Current national policy, since citizenship is a purely federal issue, is that anyone born in the United States is automatically a citizen. While this policy is a rarity on the international stage, many argue it has made America into what it is today.
According to AP, legal scholars scoff at the idea of such a proposition passing legal scrutiny as it blatantly counteracts the 14th Amendment.
Pearce, however, argues that the intent of the 14th Amendment was to grant citizenship to newly emancipated African Americans, not to invite immigrants to have children on American soil. State Representative John Kavanagh of suburban Phoenix agrees, claiming that states must now take action into their own hands because “federal inaction is unacceptable.” Rand Paul, Kentucky Republican Congressman and Tea Party figure has voiced similar support.

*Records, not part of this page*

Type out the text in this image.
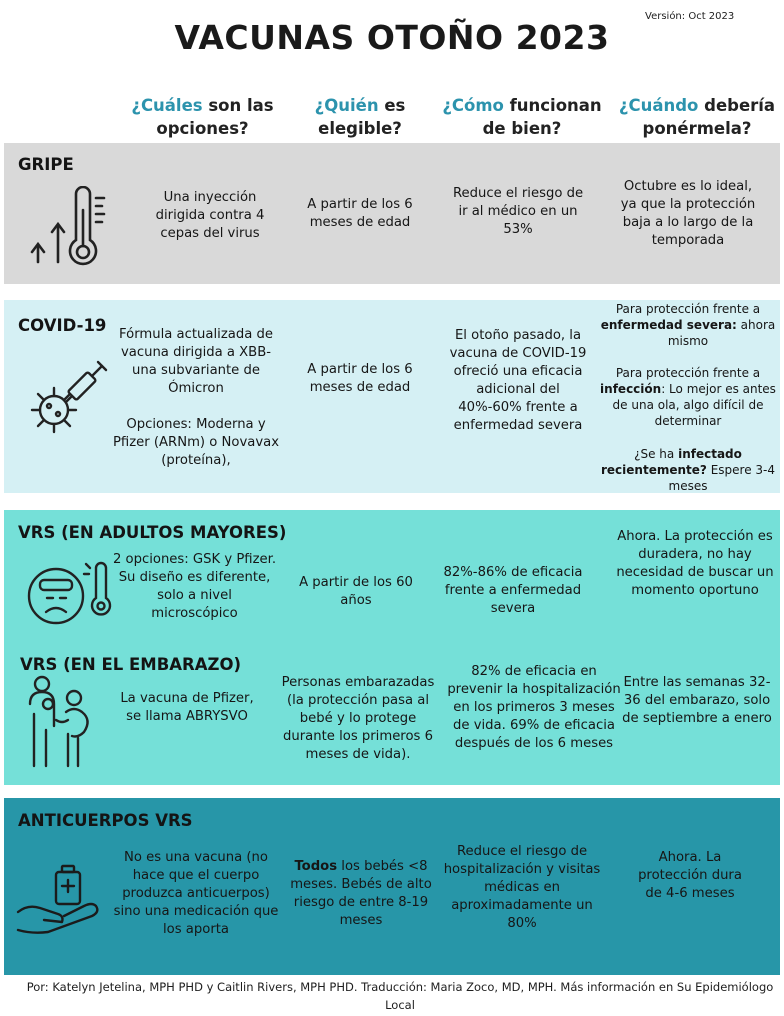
Versión: Oct 2023
VACUNAS OTOÑO 2023
¿Cuáles son las opciones?
¿Quién es elegible?
¿Cómo funcionan de bien?
¿Cuándo debería ponérmela?
GRIPE
Una inyección dirigida contra 4 cepas del virus
A partir de los 6 meses de edad
Reduce el riesgo de ir al médico en un 53%
Octubre es lo ideal, ya que la protección baja a lo largo de la temporada
COVID-19 Fórmula actualizada de vacuna dirigida a XBB- una subvariante de Ómicron
Opciones: Moderna y Pfizer (ARNm) o Novavax (proteína),
A partir de los 6 meses de edad
El otoño pasado, la vacuna de COVID-19 ofreció una eficacia adicional del 40%-60% frente a enfermedad severa
Para protección frente a enfermedad severa: ahora mismo
Para protección frente a infección: Lo mejor es antes de una ola, algo difícil de determinar
¿Se ha infectado recientemente? Espere 3-4 meses
VRS (EN ADULTOS MAYORES)
2 opciones: GSK y Pfizer. Su diseño es diferente, solo a nivel microscópico
A partir de los 60 años
82%-86% de eficacia frente a enfermedad severa
Ahora. La protección es duradera, no hay necesidad de buscar un momento oportuno
VRS (EN EL EMBARAZO)
La vacuna de Pfizer, se llama ABRYSVO
Personas embarazadas (la protección pasa al bebé y lo protege durante los primeros 6 meses de vida).
82% de eficacia en prevenir la hospitalización en los primeros 3 meses de vida. 69% de eficacia después de los 6 meses
Entre las semanas 32-36 del embarazo, solo de septiembre a enero
ANTICUERPOS VRS
No es una vacuna (no hace que el cuerpo produzca anticuerpos) sino una medicación que los aporta
Todos los bebés <8 meses. Bebés de alto riesgo de entre 8-19 meses
Reduce el riesgo de hospitalización y visitas médicas en aproximadamente un 80%
Ahora. La protección dura de 4-6 meses
Por: Katelyn Jetelina, MPH PHD y Caitlin Rivers, MPH PHD. Traducción: Maria Zoco, MD, MPH. Más información en Su Epidemiólogo Local
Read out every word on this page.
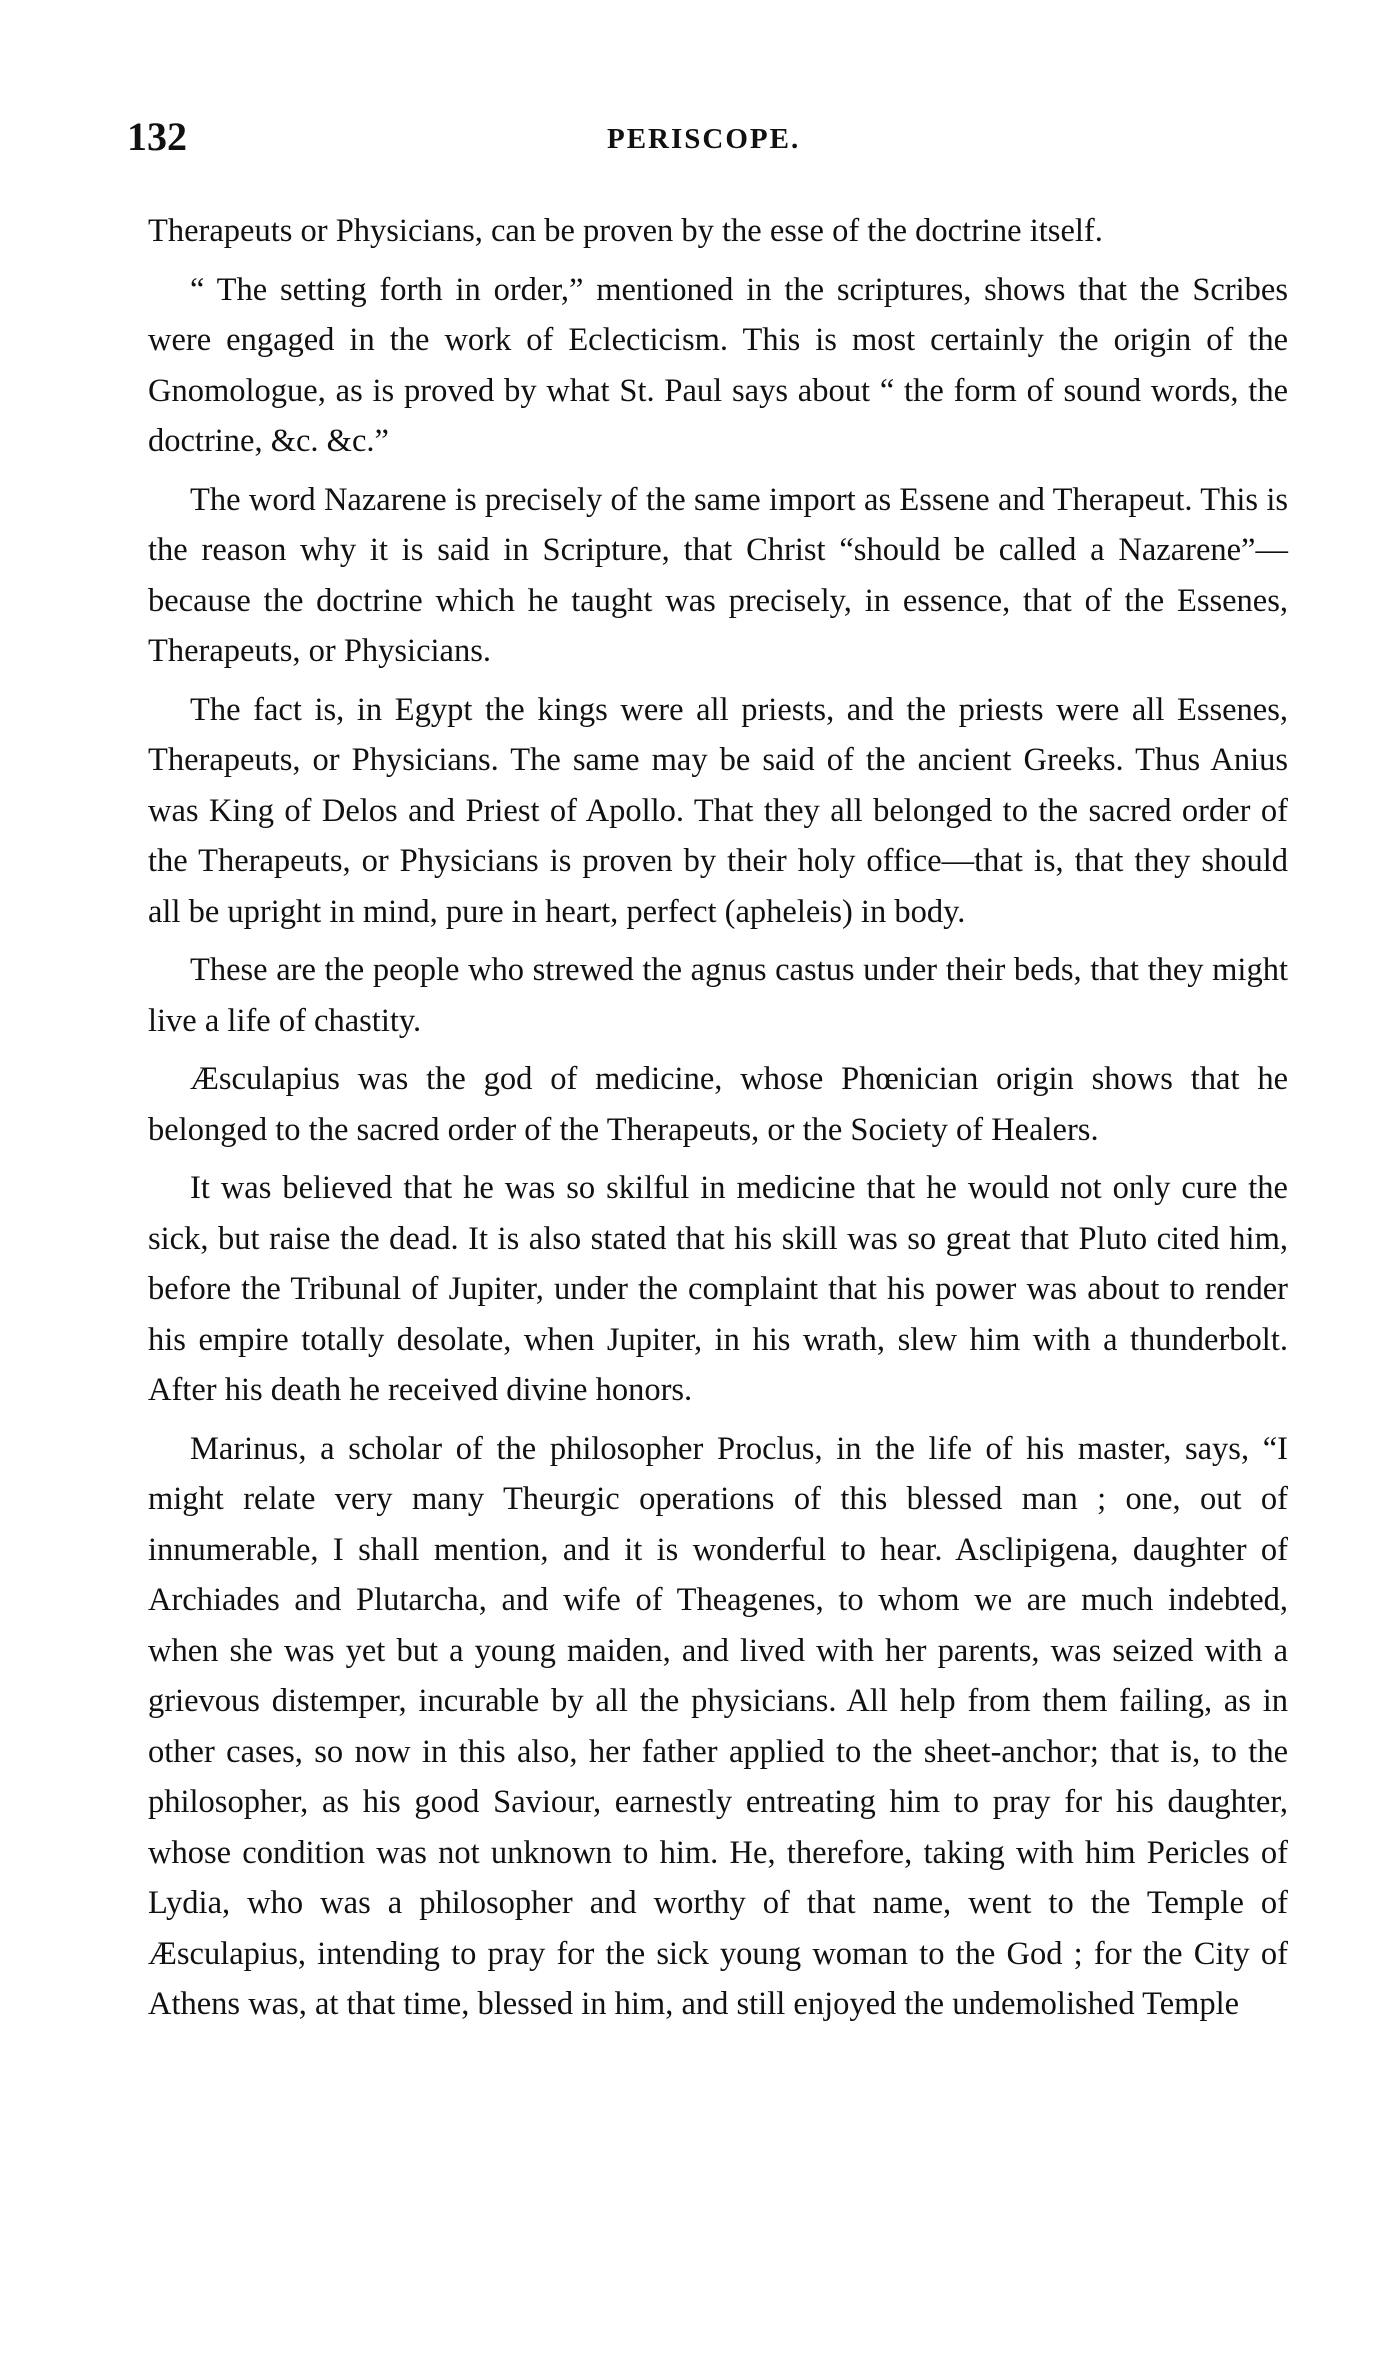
132	PERISCOPE.

Therapeuts or Physicians, can be proven by the esse of the doctrine itself.

“ The setting forth in order,” mentioned in the scriptures, shows that the Scribes were engaged in the work of Eclecticism. This is most certainly the origin of the Gnomologue, as is proved by what St. Paul says about “ the form of sound words, the doctrine, &c. &c.”

The word Nazarene is precisely of the same import as Essene and Therapeut. This is the reason why it is said in Scripture, that Christ “should be called a Nazarene”—because the doctrine which he taught was precisely, in essence, that of the Essenes, Therapeuts, or Physicians.

The fact is, in Egypt the kings were all priests, and the priests were all Essenes, Therapeuts, or Physicians. The same may be said of the ancient Greeks. Thus Anius was King of Delos and Priest of Apollo. That they all belonged to the sacred order of the Therapeuts, or Physicians is proven by their holy office—that is, that they should all be upright in mind, pure in heart, perfect (apheleis) in body.

These are the people who strewed the agnus castus under their beds, that they might live a life of chastity.

Æsculapius was the god of medicine, whose Phœnician origin shows that he belonged to the sacred order of the Therapeuts, or the Society of Healers.

It was believed that he was so skilful in medicine that he would not only cure the sick, but raise the dead. It is also stated that his skill was so great that Pluto cited him, before the Tribunal of Jupiter, under the complaint that his power was about to render his empire totally desolate, when Jupiter, in his wrath, slew him with a thunderbolt. After his death he received divine honors.

Marinus, a scholar of the philosopher Proclus, in the life of his master, says, “I might relate very many Theurgic operations of this blessed man ; one, out of innumerable, I shall mention, and it is wonderful to hear. Asclipigena, daughter of Archiades and Plutarcha, and wife of Theagenes, to whom we are much indebted, when she was yet but a young maiden, and lived with her parents, was seized with a grievous distemper, incurable by all the physicians. All help from them failing, as in other cases, so now in this also, her father applied to the sheet-anchor; that is, to the philosopher, as his good Saviour, earnestly entreating him to pray for his daughter, whose condition was not unknown to him. He, therefore, taking with him Pericles of Lydia, who was a philosopher and worthy of that name, went to the Temple of Æsculapius, intending to pray for the sick young woman to the God ; for the City of Athens was, at that time, blessed in him, and still enjoyed the undemolished Temple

This movement presents an interesting phenomenon: conservatives urging for a loose interpretation of the Constitution; basing their argument on what they think is the spirit, rather than the letter, of the law.
This is against the traditional stance of Conservative legal philosophy. For example, John McGinnis, a conservative law professor at Northwestern University, said Pearce’s interpretation is “just completely wrong.”
Conservative justices have in the past been defined by their strict adherence to the written word of the Constitution, so their support for such a radical departure is in question.
What is more concerning is the fact that such a sentiment can be taken seriously in a country where one of our founding tenets is allowing children to have the opportunity that their parents lacked. This fundamental American value is expressed in the Reconstruction Amendments (the Amendments to the US Constitution immediately following the Civil War) better than any other place. While it may have been used by some illegal immigrants as a tool to avoid prosecution and deportation, the 14th Amendment represents a distinct attempt to give children unlimited opportunity. The public school system and other social social programs were founded under the same spirit.
If America allows such an important part of it’s creed to slip away, the result would be a transformation to an entirely different national tone. The result would be unrecognizable as America of today.